Анан, с увлечением гонявший шары, заметив Усикоси, тут же вытянулся по струнке. Кодзабуро рассмеялся и махнул рукой: «Продолжайте, продолжайте!»
Скучавший за столом Одзаки встал, бросил презрительный взгляд на Анана и шепнул Усикоси, что идет спать. Заметив это, Эйко попросила Тикако проводить инспектора в его комнату. Выполнив поручение, та вернулась в салон и снова уселась на свой стул.
Кодзабуро пребывал в хорошем расположении духа и с удовольствием демонстрировал не искушенному в бильярде Анану технику ударов. Усикоси с удивлением смотрел, как ловко Кодзабуро раскладывает шары по лузам. Но когда хозяин дома предложил следователю присоединиться к нему, тот со смехом отказался. Ему ни разу не доводилось играть в бильярд.
– Анан-сан, между прочим, имеет способности к бильярду, – сказал Кодзабуро, обращаясь к Эйко и Ёсихико. – Надо бы вам его потренировать. – Вы можете хоть всю ночь играть, – сказал он Анану. – Соседей у нас нет, да и мне как-то спокойнее, если вы тут будете бодрствовать. А мы завтра посмотрим, каких успехов вы добьетесь. Может, еще и сыграем с вами… Но если вдруг увидите убийцу, тренировку, конечно, придется прервать. Ёсихико! Эйко! Позанимайтесь с ним как следует. Мне кажется, ему ночь потренироваться – и он будет играть вполне прилично. Да вам будет неплохо, наверное, этой ночью побыть рядом с полицейским.
Что касается Усикоси, то он не видел в Анане никаких скрытых талантов, позволявших ему рассчитывать на успехи в бильярде, поэтому предложение Кодзабуро показалось ему необычным.

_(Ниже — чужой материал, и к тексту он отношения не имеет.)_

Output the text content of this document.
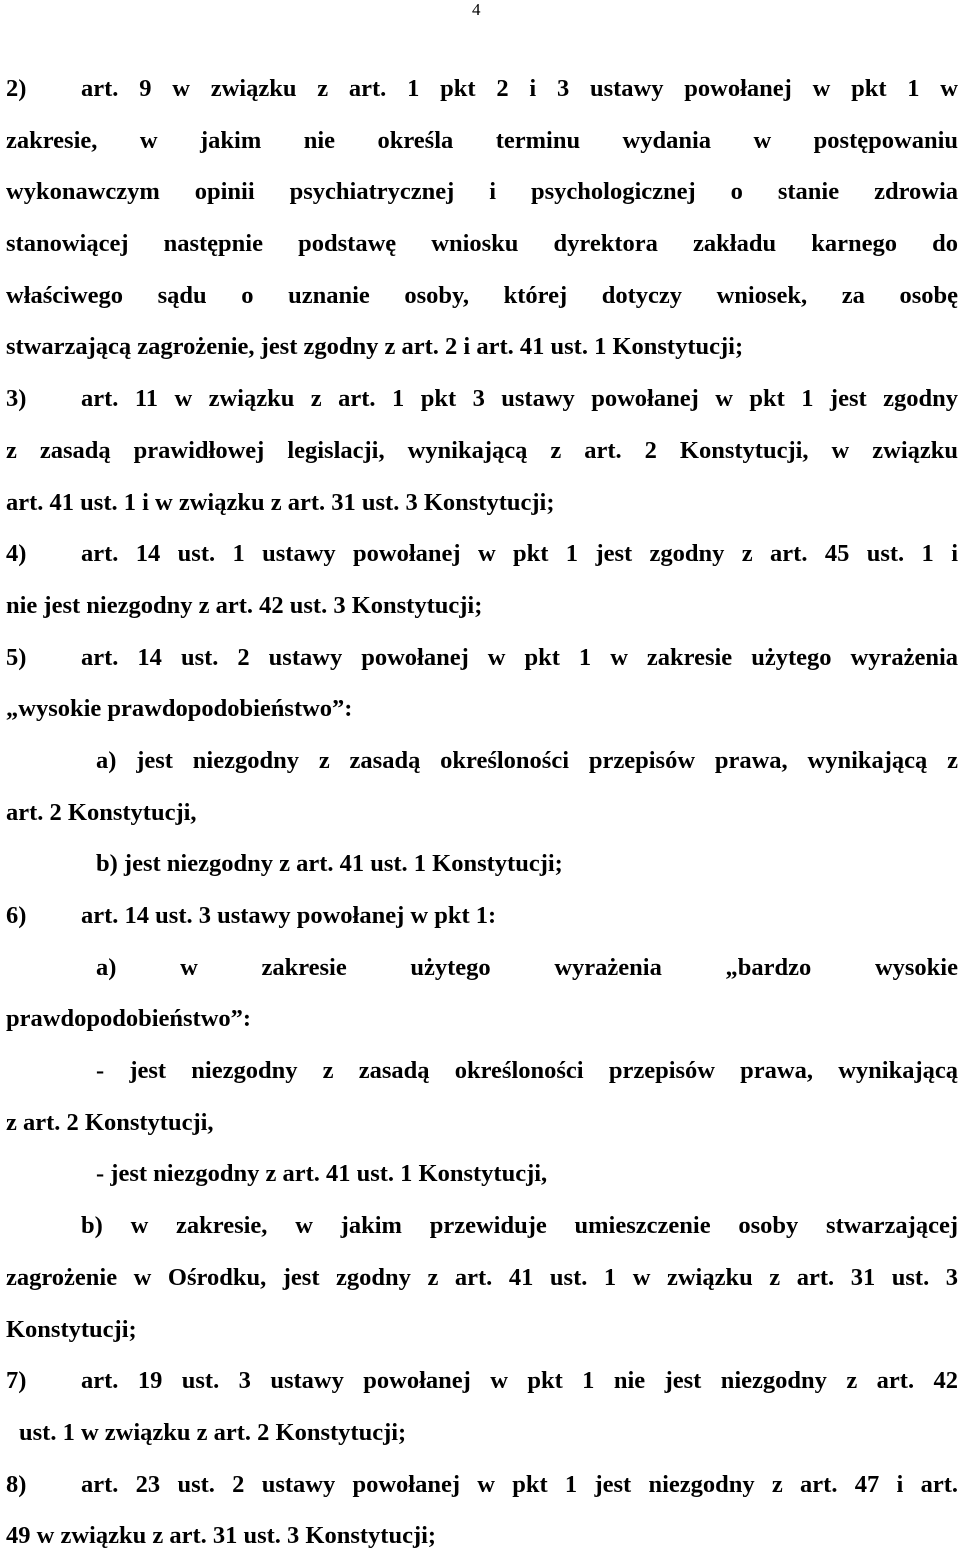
4
2) art. 9 w związku z art. 1 pkt 2 i 3 ustawy powołanej w pkt 1 w
zakresie, w jakim nie określa terminu wydania w postępowaniu
wykonawczym opinii psychiatrycznej i psychologicznej o stanie zdrowia
stanowiącej następnie podstawę wniosku dyrektora zakładu karnego do
właściwego sądu o uznanie osoby, której dotyczy wniosek, za osobę
stwarzającą zagrożenie, jest zgodny z art. 2 i art. 41 ust. 1 Konstytucji;
3) art. 11 w związku z art. 1 pkt 3 ustawy powołanej w pkt 1 jest zgodny
z zasadą prawidłowej legislacji, wynikającą z art. 2 Konstytucji, w związku
art. 41 ust. 1 i w związku z art. 31 ust. 3 Konstytucji;
4) art. 14 ust. 1 ustawy powołanej w pkt 1 jest zgodny z art. 45 ust. 1 i
nie jest niezgodny z art. 42 ust. 3 Konstytucji;
5) art. 14 ust. 2 ustawy powołanej w pkt 1 w zakresie użytego wyrażenia
„wysokie prawdopodobieństwo”:
a) jest niezgodny z zasadą określoności przepisów prawa, wynikającą z
art. 2 Konstytucji,
b) jest niezgodny z art. 41 ust. 1 Konstytucji;
6) art. 14 ust. 3 ustawy powołanej w pkt 1:
a) w zakresie użytego wyrażenia „bardzo wysokie
prawdopodobieństwo”:
- jest niezgodny z zasadą określoności przepisów prawa, wynikającą
z art. 2 Konstytucji,
- jest niezgodny z art. 41 ust. 1 Konstytucji,
b) w zakresie, w jakim przewiduje umieszczenie osoby stwarzającej
zagrożenie w Ośrodku, jest zgodny z art. 41 ust. 1 w związku z art. 31 ust. 3
Konstytucji;
7) art. 19 ust. 3 ustawy powołanej w pkt 1 nie jest niezgodny z art. 42
ust. 1 w związku z art. 2 Konstytucji;
8) art. 23 ust. 2 ustawy powołanej w pkt 1 jest niezgodny z art. 47 i art.
49 w związku z art. 31 ust. 3 Konstytucji;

– Ну что, Усикоси-сан? Может, зайдете ко мне? Поговорим. Я бутылку коньяка припас… Не для какого-нибудь важного гостя, а для человека, с которым есть о чем поговорить. Все-таки после этого убийства чувствуешь себя не в своей тарелке. В такой вечер и коньяк вкуснее, если пьешь с офицером полиции.
– Не возражаю, – сказал Усикоси.
Тогаю, видимо, не хотелось одному подниматься в свою комнату, и он, не зная, куда себя деть, подсел к Кусаке.

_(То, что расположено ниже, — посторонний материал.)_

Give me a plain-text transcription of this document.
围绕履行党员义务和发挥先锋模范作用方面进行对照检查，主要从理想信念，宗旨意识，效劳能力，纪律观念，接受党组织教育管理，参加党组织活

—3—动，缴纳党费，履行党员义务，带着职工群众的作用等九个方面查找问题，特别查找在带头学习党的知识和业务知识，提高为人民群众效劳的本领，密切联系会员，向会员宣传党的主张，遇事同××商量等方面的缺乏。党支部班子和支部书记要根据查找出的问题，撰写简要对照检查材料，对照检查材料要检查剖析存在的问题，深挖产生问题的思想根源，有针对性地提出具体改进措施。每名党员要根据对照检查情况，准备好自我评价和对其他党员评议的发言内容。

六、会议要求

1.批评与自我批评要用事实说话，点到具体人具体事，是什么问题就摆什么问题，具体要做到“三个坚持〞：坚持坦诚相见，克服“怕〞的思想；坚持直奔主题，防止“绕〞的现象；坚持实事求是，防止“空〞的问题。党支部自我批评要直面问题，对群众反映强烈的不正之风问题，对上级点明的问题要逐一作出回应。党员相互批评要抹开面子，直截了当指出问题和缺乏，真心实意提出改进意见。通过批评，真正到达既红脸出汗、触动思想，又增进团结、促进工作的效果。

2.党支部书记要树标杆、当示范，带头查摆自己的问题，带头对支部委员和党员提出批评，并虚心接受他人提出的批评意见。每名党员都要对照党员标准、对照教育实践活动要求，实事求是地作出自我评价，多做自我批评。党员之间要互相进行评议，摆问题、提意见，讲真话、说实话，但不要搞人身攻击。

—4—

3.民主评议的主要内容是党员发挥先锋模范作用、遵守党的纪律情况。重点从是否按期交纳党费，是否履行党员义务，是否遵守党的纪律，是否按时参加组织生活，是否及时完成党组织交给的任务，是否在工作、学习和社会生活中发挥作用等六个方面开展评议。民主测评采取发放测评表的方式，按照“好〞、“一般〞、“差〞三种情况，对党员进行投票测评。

Кодзабуро в сопровождении Усикоси уже сделал первый шаг по лестнице, устроенной в углу салона, но остановился, будто передумал, и сказал:
– Эх! Мне надо кое-что сказать Кикуоке-сан. Спит он уже или нет? Вы уж меня извините. Вместе со мной не сходите?
– Не вопрос.
Они пересекли салон и, спустившись по лестнице в цокольный этаж, остановились у двери с табличкой, на которой была выгравирована цифра четырнадцать.
– Не хотелось бы его будить… – пробормотал Кодзабуро и деликатно постучал в дверь. Ответа не последовало.
– Кикуока-сан! Это я – Хамамото. Ты уже спишь? – позвал он негромко. В цокольном этаже особенно хорошо было слышно завывание вьюги. – Не отвечает. Уже спит, наверное.
Кодзабуро покрутил дверную ручку. Дверь была закрыта.
– Ладно, пошли. Спит.
– А ничего? – спросил Усикоси.
– Нормально. Это не срочно, до завтра подождет.
Они покинули цокольный этаж. В салоне Кодзабуро отдал распоряжение Хаякаве: «Ночью будет холодно, так что прибавь отопление».
Затем Кодзабуро и Усикоси поднялись по лестнице, которая вела к «перекидному мосту» в башню. Немного погодя до салона донеслось скрежетание опускавшейся лестницы, смешанное с гулом ветра.
Куми Аикура утратила всякий интерес к бильярду, когда к игре подключилась Эйко, и, как только Кодзабуро ушел, она решила удалиться к себе.
В салоне остались Тогай, рассматривавший свой рисунок клумбы, сидевший за учебниками Кусака и собравшиеся у бильярдного стола Эйко, Ёсихико и Анан. Плюс супруги Хаякава и Кадзивара.